Five deaths occurred within 30 days of KYMRIAH infusion. One patient with r/r ALL died with CRS and progressive leukemia, and one patient had resolving CRS with abdominal compartment syndrome, coagulopathy, and renal failure when an intracranial hemorrhage occurred. Of the 3 r/r DLBCL patients who died within 30 days of infusion, all had CRS in the setting of stable to progressive underlying disease, one of whom developed bowel necrosis. Among patients with CRS, key manifestations include fever (92% in r/r ALL and r/r DLBCL), hypotension (67% in r/r ALL; 47% in r/r DLBCL), hypoxia (20% in r/r ALL; 35% in r/r DLBCL) and tachycardia (30% in r/r ALL; 14% in r/r DLBCL). CRS may be associated with hepatic, renal, and cardiac dysfunction, and coagulopathy.
Delay the infusion of KYMRIAH after lymphodepleting chemotherapy if the patient has unresolved serious adverse reactions from preceding chemotherapies (including pulmonary toxicity, cardiac toxicity, or hypotension), active uncontrolled infection, active graft versus host disease (GVHD), or worsening of leukemia burden [see Dosage and Administration (2.3)].
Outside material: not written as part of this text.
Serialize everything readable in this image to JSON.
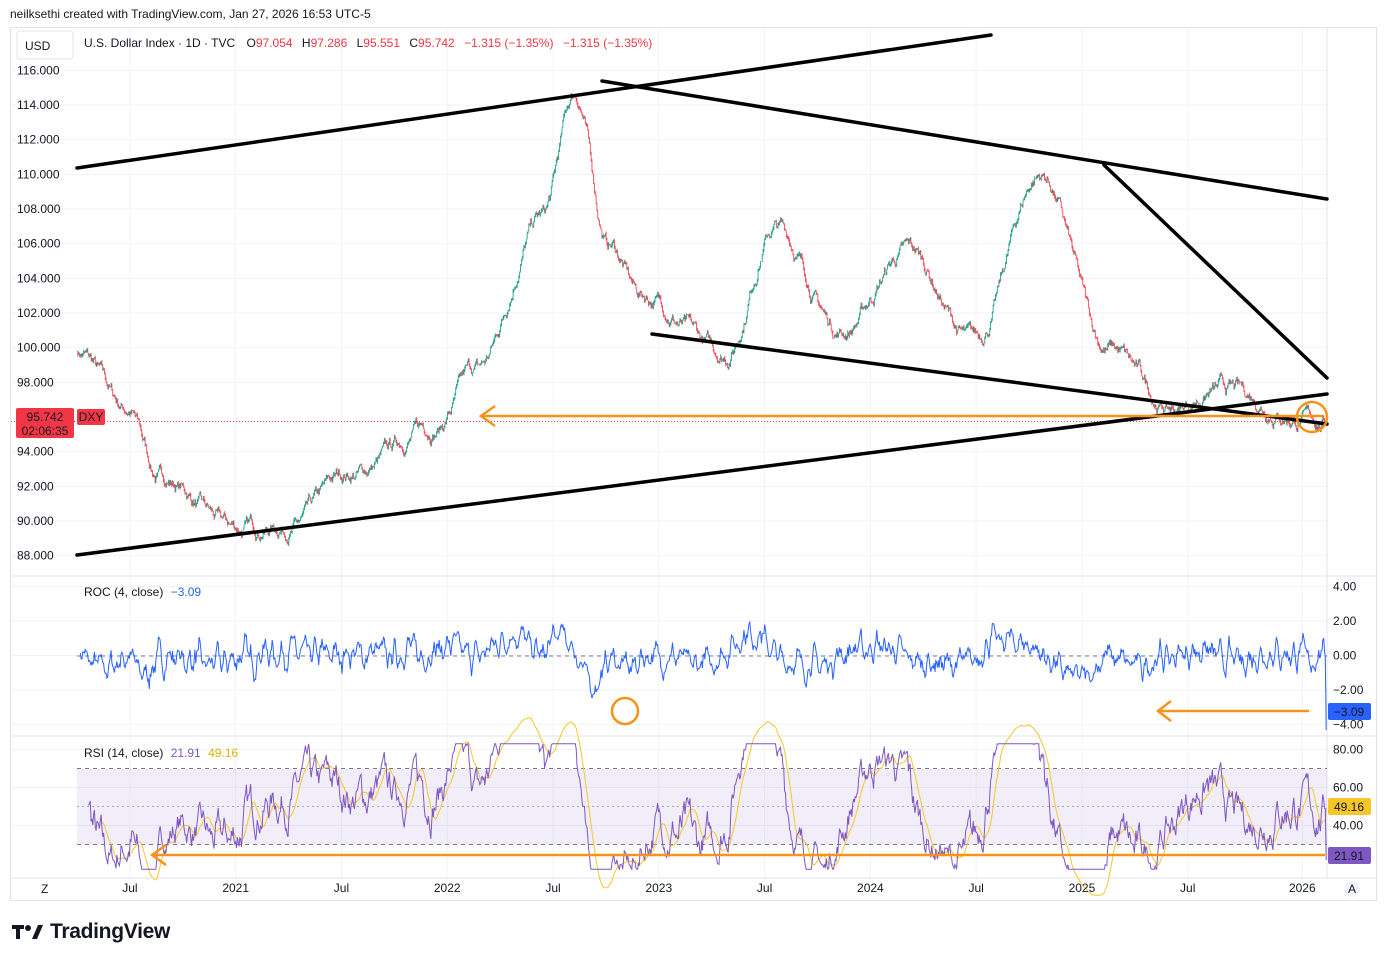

Ensure that two doses of tocilizumab are available on site prior to infusion of KYMRIAH. Monitor patients for signs or symptoms of CRS for at least 4 weeks after treatment with KYMRIAH. Counsel patients to seek immediate medical attention should signs or symptoms of CRS occur at any time [see Patient Counseling Information (17)]. At the first sign of CRS, immediately evaluate patient for hospitalization and institute treatment with supportive care, tocilizumab and/or corticosteroids as indicated [see Dosage and Administration (2.3, 2.4)].
Risk factors for severe CRS in the pediatric and young adult r/r B-cell ALL population are high pre-infusion tumor burden (greater than 50% blasts in bone marrow), uncontrolled or accelerating tumor burden following lymphodepleting chemotherapy, active infections, and/or inflammatory processes. Risk factors for developing severe CRS in adult r/r DLBCL are not known.
Neurological toxicities including severe or life-threatening reactions, occurred in 49 (72%) of the 68 patients with r/r ALL and 62 (58%) of the 106 patients with r/r DLBCL following treatment with KYMRIAH, including ≥ Grade 3 in 21% of patients with r/r ALL and 18% of patients with r/r DLBCL. Among patients who had a neurological toxicity, 88% occurred within 8 weeks following KYMRIAH infusion.
Median time to the first event was 6 days from infusion (range: 1-359), and the median duration was 6 days for patients with r/r ALL and 14 days for patients with r/r DLBCL. Resolution occurred within 3 weeks in 79% of patients with r/r ALL and 61% of patients with r/r DLBCL. Encephalopathy lasting up to 50 days was noted.
The onset of neurological toxicity can be concurrent with CRS, following resolution of CRS or in the absence of CRS.
The most common neurological toxicities observed with KYMRIAH include headache (37% in r/r ALL; 21% in r/r DLBCL), encephalopathy (34% in r/r ALL; 16% in r/r DLBCL), delirium (21% in r/r ALL; 6% in r/r DLBCL), anxiety (13% in r/r ALL; 9% in r/r DLBCL), sleep disorders (10% in r/r ALL; 9% in r/r DLBCL), dizziness (6% in r/r ALL; 11% in r/r DLBCL), tremor (9% in r/r ALL; 7% r/r DLBCL) and peripheral neuropathy (4% in r/r ALL; 8% in r/r DLBCL). Other manifestations included seizures, mutism and aphasia.
Monitor patients for neurological events and exclude other causes for neurological symptoms. Provide supportive care as needed for KYMRIAH-associated neurological events.